Once you have completed your GCSEs at 16 there are a number of different options available to you, but did you ever consider that watersports could be one of them?
You can train to become a watersports instructor alongside studying a Diploma in Outdoor Sport. Most colleges running these courses offer a Level 2, Level 3 and a Level 3 extended diploma so you should be able to find a course to suit you, depending on your GCSE results. These courses are extremely practical and provide plenty of time on the water to develop your skills. The Level 3 courses often carry UCAS points meaning you could continue to study at University on completed of your course.
We spoke to Hannah Mason, the Programme Manager at Falmouth Marine School to find out how this can work for watersports.
We asked how the Watersports Instructor Diploma course works?
“The course is two years long, although you can do just one year depending on your circumstances. Students come away with not only a diploma, but a wealth of experience and the opportunity to gain multiple watersports instructor qualifications. Making them really employable on completion of the course. There is a one day in the classroom and two practical days at Stithains Lake Activity Centre, as well as some mandatory work placement hours”
How does the more watersports focused course differ from other courses?
“With other Outdoor Sports Diplomas you may do a wider variety of both land and water-based activities, but with this course there is much more of an intense focus on being on the water which can result in gaining multiple instructor qualifications and making the students extremely employable in the watersports sector.”
Students come away with not only a diploma, but a wealth of experience and the opportunity to gain multiple watersports instructor qualifications
The amazing thing is that this course is free, just like A Levels, for 16–18-year-olds. If you find academic study isn’t for you, this could be the answer
Do you need any watersports experience?
“No, some of our students already have a keen interest in one or two watersports, but some are complete beginners. The amazing thing is that this course is free, just like A Levels, for 16–18-year-olds. If you find academic study isn’t for you, this could be the answer.”
Do you find your students often go into employment in the watersports industry?
“Absolutely. Generally, after the first year, students will get jobs at local clubs and centres and after the two years many students choose to go abroad to work. As part of the course, it’s mandatory to do work experience, which will often be the first ’foot in the door’ they need.”
Ok we’re interested – what’s next?
“Search in your area for colleges and 6th forms who offer these courses or ask your careers advisor at school for help. Most colleges accept online application up to a year in advance. At Falmouth Marine School, there is as easy online application form to fill in.
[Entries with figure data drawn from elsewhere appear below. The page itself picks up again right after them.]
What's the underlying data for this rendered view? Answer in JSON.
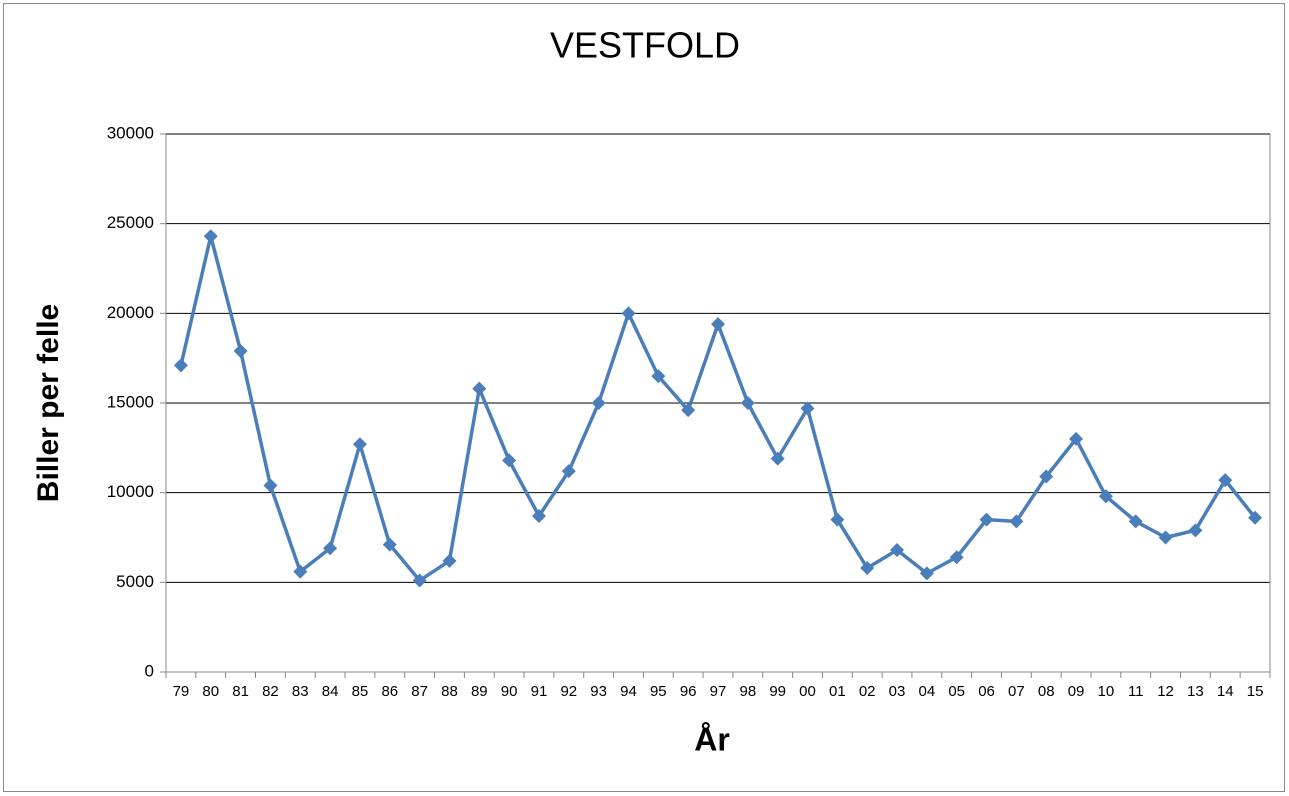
{
  "chart_data": {
    "type": "line",
    "title": "VESTFOLD",
    "x_label": "År",
    "y_label": "Biller per felle",
    "categories": [
      "79",
      "80",
      "81",
      "82",
      "83",
      "84",
      "85",
      "86",
      "87",
      "88",
      "89",
      "90",
      "91",
      "92",
      "93",
      "94",
      "95",
      "96",
      "97",
      "98",
      "99",
      "00",
      "01",
      "02",
      "03",
      "04",
      "05",
      "06",
      "07",
      "08",
      "09",
      "10",
      "11",
      "12",
      "13",
      "14",
      "15"
    ],
    "series": [
      {
        "name": "Vestfold",
        "color": "#4a7ebb",
        "values": [
          17100,
          24300,
          17900,
          10400,
          5600,
          6900,
          12700,
          7100,
          5100,
          6200,
          15800,
          11800,
          8700,
          11200,
          15000,
          20000,
          16500,
          14600,
          19400,
          15000,
          11900,
          14700,
          8500,
          5800,
          6800,
          5500,
          6400,
          8500,
          8400,
          10900,
          13000,
          9800,
          8400,
          7500,
          7900,
          10700,
          8600
        ]
      }
    ],
    "ylim": [
      0,
      30000
    ],
    "yticks": [
      0,
      5000,
      10000,
      15000,
      20000,
      25000,
      30000
    ],
    "grid": true
  }
}
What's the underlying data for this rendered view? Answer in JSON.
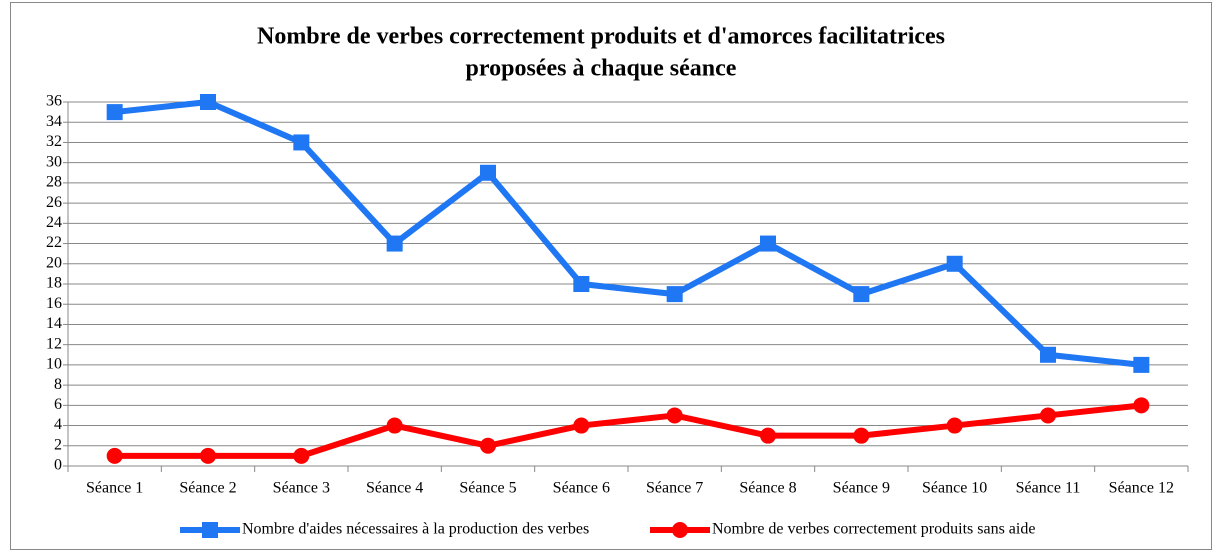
{
  "chart_data": {
    "type": "line",
    "title": [
      "Nombre de verbes correctement produits et d'amorces facilitatrices",
      "proposées à chaque séance"
    ],
    "categories": [
      "Séance 1",
      "Séance 2",
      "Séance 3",
      "Séance 4",
      "Séance 5",
      "Séance 6",
      "Séance 7",
      "Séance 8",
      "Séance 9",
      "Séance 10",
      "Séance 11",
      "Séance 12"
    ],
    "series": [
      {
        "name": "Nombre d'aides nécessaires à la production des verbes",
        "color": "#1f77f4",
        "marker": "square",
        "values": [
          35,
          36,
          32,
          22,
          29,
          18,
          17,
          22,
          17,
          20,
          11,
          10
        ]
      },
      {
        "name": "Nombre de verbes correctement produits sans aide",
        "color": "#ff0000",
        "marker": "circle",
        "values": [
          1,
          1,
          1,
          4,
          2,
          4,
          5,
          3,
          3,
          4,
          5,
          6
        ]
      }
    ],
    "ylim": [
      0,
      36
    ],
    "yticks": [
      0,
      2,
      4,
      6,
      8,
      10,
      12,
      14,
      16,
      18,
      20,
      22,
      24,
      26,
      28,
      30,
      32,
      34,
      36
    ],
    "grid": true,
    "legend": "bottom"
  }
}
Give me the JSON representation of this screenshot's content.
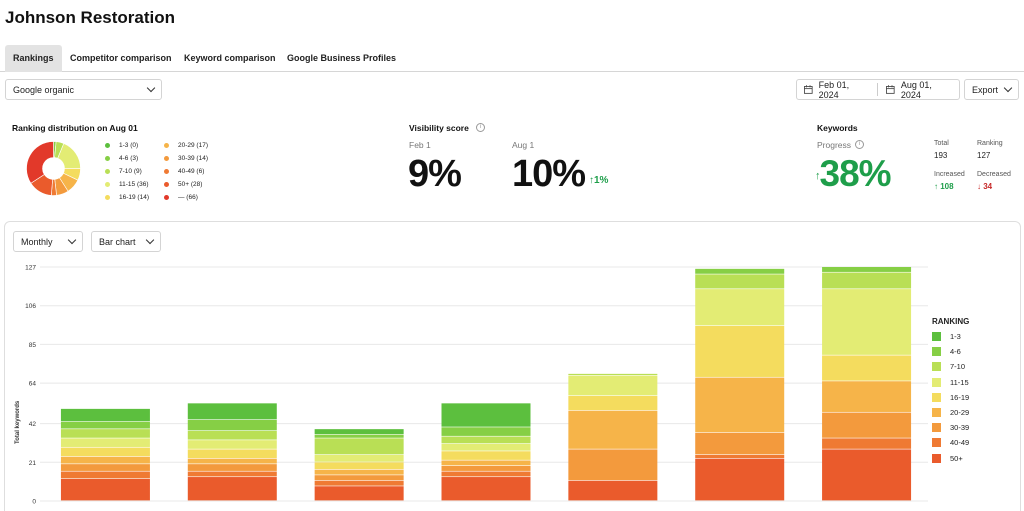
{
  "page": {
    "title": "Johnson Restoration"
  },
  "tabs": [
    {
      "label": "Rankings",
      "active": true
    },
    {
      "label": "Competitor comparison",
      "active": false
    },
    {
      "label": "Keyword comparison",
      "active": false
    },
    {
      "label": "Google Business Profiles",
      "active": false
    }
  ],
  "filters": {
    "engine": "Google organic",
    "date_from": "Feb 01, 2024",
    "date_to": "Aug 01, 2024",
    "export_label": "Export"
  },
  "distribution": {
    "title": "Ranking distribution on Aug 01",
    "items": [
      {
        "label": "1-3",
        "count": "(0)",
        "color": "#5cbf3e"
      },
      {
        "label": "4-6",
        "count": "(3)",
        "color": "#86cf45"
      },
      {
        "label": "7-10",
        "count": "(9)",
        "color": "#b9df55"
      },
      {
        "label": "11-15",
        "count": "(36)",
        "color": "#e3ec74"
      },
      {
        "label": "16-19",
        "count": "(14)",
        "color": "#f4dc5e"
      },
      {
        "label": "20-29",
        "count": "(17)",
        "color": "#f6b449"
      },
      {
        "label": "30-39",
        "count": "(14)",
        "color": "#f39a3d"
      },
      {
        "label": "40-49",
        "count": "(6)",
        "color": "#ef7a33"
      },
      {
        "label": "50+",
        "count": "(28)",
        "color": "#ea5b2c"
      },
      {
        "label": "—",
        "count": "(66)",
        "color": "#e2392a"
      }
    ]
  },
  "visibility": {
    "title": "Visibility score",
    "from_label": "Feb 1",
    "from_value": "9%",
    "to_label": "Aug 1",
    "to_value": "10%",
    "change": "1%"
  },
  "keywords": {
    "title": "Keywords",
    "progress_label": "Progress",
    "progress_value": "38%",
    "total_label": "Total",
    "total_value": "193",
    "ranking_label": "Ranking",
    "ranking_value": "127",
    "increased_label": "Increased",
    "increased_value": "108",
    "decreased_label": "Decreased",
    "decreased_value": "34"
  },
  "chart_controls": {
    "period": "Monthly",
    "chart_type": "Bar chart"
  },
  "chart_data": {
    "type": "bar",
    "stacked": true,
    "ylabel": "Total keywords",
    "yticks": [
      0,
      21,
      42,
      64,
      85,
      106,
      127
    ],
    "ylim": [
      0,
      127
    ],
    "categories": [
      "",
      "",
      "",
      "",
      "",
      "",
      ""
    ],
    "legend_title": "RANKING",
    "legend_position": "right",
    "series": [
      {
        "name": "50+",
        "color": "#ea5b2c",
        "values": [
          12,
          13,
          8,
          13,
          11,
          23,
          28
        ]
      },
      {
        "name": "40-49",
        "color": "#ef7a33",
        "values": [
          4,
          3,
          3,
          3,
          0,
          2,
          6
        ]
      },
      {
        "name": "30-39",
        "color": "#f39a3d",
        "values": [
          4,
          4,
          3,
          3,
          17,
          12,
          14
        ]
      },
      {
        "name": "20-29",
        "color": "#f6b449",
        "values": [
          4,
          3,
          3,
          3,
          21,
          30,
          17
        ]
      },
      {
        "name": "16-19",
        "color": "#f4dc5e",
        "values": [
          5,
          5,
          4,
          5,
          8,
          28,
          14
        ]
      },
      {
        "name": "11-15",
        "color": "#e3ec74",
        "values": [
          5,
          5,
          4,
          4,
          11,
          20,
          36
        ]
      },
      {
        "name": "7-10",
        "color": "#b9df55",
        "values": [
          5,
          5,
          9,
          4,
          1,
          8,
          9
        ]
      },
      {
        "name": "4-6",
        "color": "#86cf45",
        "values": [
          4,
          6,
          2,
          5,
          0,
          3,
          3
        ]
      },
      {
        "name": "1-3",
        "color": "#5cbf3e",
        "values": [
          7,
          9,
          3,
          13,
          0,
          0,
          0
        ]
      }
    ]
  }
}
The next step would be an interview (either in person or online) which will hopefully result in an offer to study on the course! Here at FMS, we run taster days and intro days before the course starts to allow you to meet your tutors and peers before the course starts in September. If you can’t find a course near you, there is often accommodation available.”
So, who knew? You can study for your watersports or outdoor education career at the age of 16, and its free! To find out more, just search for your local provider of diplomas in outdoor sport.
Sailing and windsurfing, are now able to be taught and will be assessed in 2021 for AS-level and 2022 for GCSE and A-level.
Students wishing to take PE at GCSE, AS or A-level and to have sailing or windsurfing assessed as one of the activities, should speak directly to their school to determine which Awarding Body they use and the criteria, assessment and evidence required.